To say “stfu & build something,” or some variation thereof, is to demand that a critic engage you on your own narrow terms — terms which may well be a subject of the criticism in the first place. Uber critics, for example, might be worried about the future of public transit, which will be affected by the company, but which operates according to a set of principles incompatible with pure market values. Andreessen occasionally bumps up against the limits of his worldview with weird tautological tweets (which, to his credit, he then discusses).
“I hate that Technology X is killing Technology Y.” = “I hate that customers are choosing Technology X over Technology Y.” (In most cases!)
— Marc Andreessen (@pmarca) December 9, 2014
There’s victor-writes-history asymmetry to this sentiment, which is common in the tech world. Consumer choice is a reflection of rightful destiny when referring to the present or the past; when looking forward, however, the operating assumption is that consumers don’t yet know what they want, and must be shown.

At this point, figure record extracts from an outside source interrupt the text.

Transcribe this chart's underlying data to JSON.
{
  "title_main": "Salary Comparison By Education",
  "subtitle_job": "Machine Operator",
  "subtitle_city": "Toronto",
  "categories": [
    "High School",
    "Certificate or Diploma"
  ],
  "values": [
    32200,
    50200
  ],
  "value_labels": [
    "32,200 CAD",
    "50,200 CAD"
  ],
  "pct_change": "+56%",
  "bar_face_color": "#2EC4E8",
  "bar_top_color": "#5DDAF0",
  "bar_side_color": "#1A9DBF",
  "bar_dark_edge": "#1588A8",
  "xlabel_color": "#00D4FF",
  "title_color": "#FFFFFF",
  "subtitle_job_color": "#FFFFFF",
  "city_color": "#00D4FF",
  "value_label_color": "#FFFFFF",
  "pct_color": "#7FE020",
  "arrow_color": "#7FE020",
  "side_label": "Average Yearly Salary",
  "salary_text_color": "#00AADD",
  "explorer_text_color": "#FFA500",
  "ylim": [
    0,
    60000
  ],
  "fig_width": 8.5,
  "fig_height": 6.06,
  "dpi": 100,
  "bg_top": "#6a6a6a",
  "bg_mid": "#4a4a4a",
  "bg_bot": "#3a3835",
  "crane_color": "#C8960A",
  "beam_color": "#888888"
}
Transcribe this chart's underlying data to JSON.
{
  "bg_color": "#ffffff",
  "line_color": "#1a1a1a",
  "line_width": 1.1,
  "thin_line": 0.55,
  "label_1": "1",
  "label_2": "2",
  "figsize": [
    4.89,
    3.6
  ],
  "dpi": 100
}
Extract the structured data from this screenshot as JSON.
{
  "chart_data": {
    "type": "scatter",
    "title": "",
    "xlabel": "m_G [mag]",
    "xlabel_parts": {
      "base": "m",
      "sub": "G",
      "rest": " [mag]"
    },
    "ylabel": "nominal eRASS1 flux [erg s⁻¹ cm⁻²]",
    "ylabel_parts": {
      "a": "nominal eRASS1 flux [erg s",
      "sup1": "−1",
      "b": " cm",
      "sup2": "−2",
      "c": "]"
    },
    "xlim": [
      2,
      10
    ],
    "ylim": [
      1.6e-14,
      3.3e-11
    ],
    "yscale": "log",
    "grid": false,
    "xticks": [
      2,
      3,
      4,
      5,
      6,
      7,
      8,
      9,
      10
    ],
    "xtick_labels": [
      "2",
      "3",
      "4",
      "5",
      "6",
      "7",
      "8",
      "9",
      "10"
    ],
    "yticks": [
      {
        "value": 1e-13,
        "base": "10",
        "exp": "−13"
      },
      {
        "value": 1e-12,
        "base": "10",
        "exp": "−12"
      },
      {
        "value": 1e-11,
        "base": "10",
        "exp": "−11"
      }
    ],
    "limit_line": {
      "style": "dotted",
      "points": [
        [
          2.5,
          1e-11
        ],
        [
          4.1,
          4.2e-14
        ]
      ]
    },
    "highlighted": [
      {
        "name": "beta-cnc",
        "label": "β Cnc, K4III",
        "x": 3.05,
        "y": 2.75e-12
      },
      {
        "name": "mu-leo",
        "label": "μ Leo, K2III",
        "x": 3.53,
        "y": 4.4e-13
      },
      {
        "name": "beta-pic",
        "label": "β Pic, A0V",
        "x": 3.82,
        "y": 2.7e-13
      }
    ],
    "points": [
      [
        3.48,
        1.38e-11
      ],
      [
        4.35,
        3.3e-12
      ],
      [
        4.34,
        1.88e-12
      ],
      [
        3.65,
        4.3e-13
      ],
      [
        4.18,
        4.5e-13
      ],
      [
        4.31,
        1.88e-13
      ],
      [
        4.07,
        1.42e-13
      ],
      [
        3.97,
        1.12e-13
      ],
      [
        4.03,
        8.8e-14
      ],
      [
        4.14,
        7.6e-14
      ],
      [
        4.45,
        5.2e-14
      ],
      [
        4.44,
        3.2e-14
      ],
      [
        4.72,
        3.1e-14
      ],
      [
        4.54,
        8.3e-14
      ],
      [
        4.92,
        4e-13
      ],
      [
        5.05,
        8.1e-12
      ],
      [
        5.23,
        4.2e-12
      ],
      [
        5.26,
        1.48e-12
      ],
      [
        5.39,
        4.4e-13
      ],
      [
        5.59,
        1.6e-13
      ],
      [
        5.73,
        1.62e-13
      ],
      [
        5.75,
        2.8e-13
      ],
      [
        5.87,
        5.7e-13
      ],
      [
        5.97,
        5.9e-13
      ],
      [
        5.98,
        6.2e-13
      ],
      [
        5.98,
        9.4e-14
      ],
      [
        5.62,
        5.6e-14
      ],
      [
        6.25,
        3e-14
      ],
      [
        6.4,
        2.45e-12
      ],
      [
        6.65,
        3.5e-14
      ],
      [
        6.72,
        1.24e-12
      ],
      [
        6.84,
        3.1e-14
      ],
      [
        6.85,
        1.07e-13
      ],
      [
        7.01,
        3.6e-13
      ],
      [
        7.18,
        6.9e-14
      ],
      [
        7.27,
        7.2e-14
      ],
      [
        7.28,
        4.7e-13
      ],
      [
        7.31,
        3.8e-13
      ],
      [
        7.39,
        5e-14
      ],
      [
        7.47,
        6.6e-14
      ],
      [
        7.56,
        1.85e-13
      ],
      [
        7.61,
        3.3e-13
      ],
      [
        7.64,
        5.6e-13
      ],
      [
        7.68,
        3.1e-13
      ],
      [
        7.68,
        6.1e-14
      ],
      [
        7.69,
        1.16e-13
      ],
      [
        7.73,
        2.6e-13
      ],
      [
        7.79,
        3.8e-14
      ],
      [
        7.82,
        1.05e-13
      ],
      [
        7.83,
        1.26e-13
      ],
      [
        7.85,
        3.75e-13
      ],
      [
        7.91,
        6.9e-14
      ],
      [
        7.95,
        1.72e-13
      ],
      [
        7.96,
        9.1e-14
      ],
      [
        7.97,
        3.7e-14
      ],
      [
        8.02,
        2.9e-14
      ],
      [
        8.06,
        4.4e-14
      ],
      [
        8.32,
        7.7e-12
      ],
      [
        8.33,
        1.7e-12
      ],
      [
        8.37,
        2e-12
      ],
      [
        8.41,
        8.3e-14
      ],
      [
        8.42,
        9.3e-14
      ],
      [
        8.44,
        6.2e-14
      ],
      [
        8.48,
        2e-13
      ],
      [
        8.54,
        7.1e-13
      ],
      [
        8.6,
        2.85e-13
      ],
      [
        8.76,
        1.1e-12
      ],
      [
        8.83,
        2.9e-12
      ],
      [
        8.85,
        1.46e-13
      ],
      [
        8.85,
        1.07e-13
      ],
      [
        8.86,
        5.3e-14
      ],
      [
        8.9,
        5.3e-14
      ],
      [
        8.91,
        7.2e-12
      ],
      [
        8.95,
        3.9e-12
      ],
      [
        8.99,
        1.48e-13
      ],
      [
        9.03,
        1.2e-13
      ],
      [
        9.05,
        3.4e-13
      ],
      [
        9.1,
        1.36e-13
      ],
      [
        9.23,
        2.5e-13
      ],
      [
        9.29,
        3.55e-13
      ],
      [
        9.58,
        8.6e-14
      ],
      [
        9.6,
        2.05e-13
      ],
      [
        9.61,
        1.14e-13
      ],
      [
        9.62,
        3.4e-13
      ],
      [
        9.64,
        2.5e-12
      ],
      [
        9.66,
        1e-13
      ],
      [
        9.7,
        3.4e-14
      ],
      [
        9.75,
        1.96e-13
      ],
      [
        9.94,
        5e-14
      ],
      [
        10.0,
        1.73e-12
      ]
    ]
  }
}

ANYWAY: I’m with Goldberg on his first point, for what it’s worth: shutting the fuck up about The New Republic is very good advice. But still, criticism is creation! Even the endless horrible moans about TNR, which were bad in terms that a startup founder could understand: they convinced nobody of anything, they reached nobody new, they were functionally flawed. They were bad investments, I guess, but god, what an empty, depressing way to see the world.
All I ask for is consistency. If building something is more virtuous than talking, then shouldn’t the builders shut the fuck up too?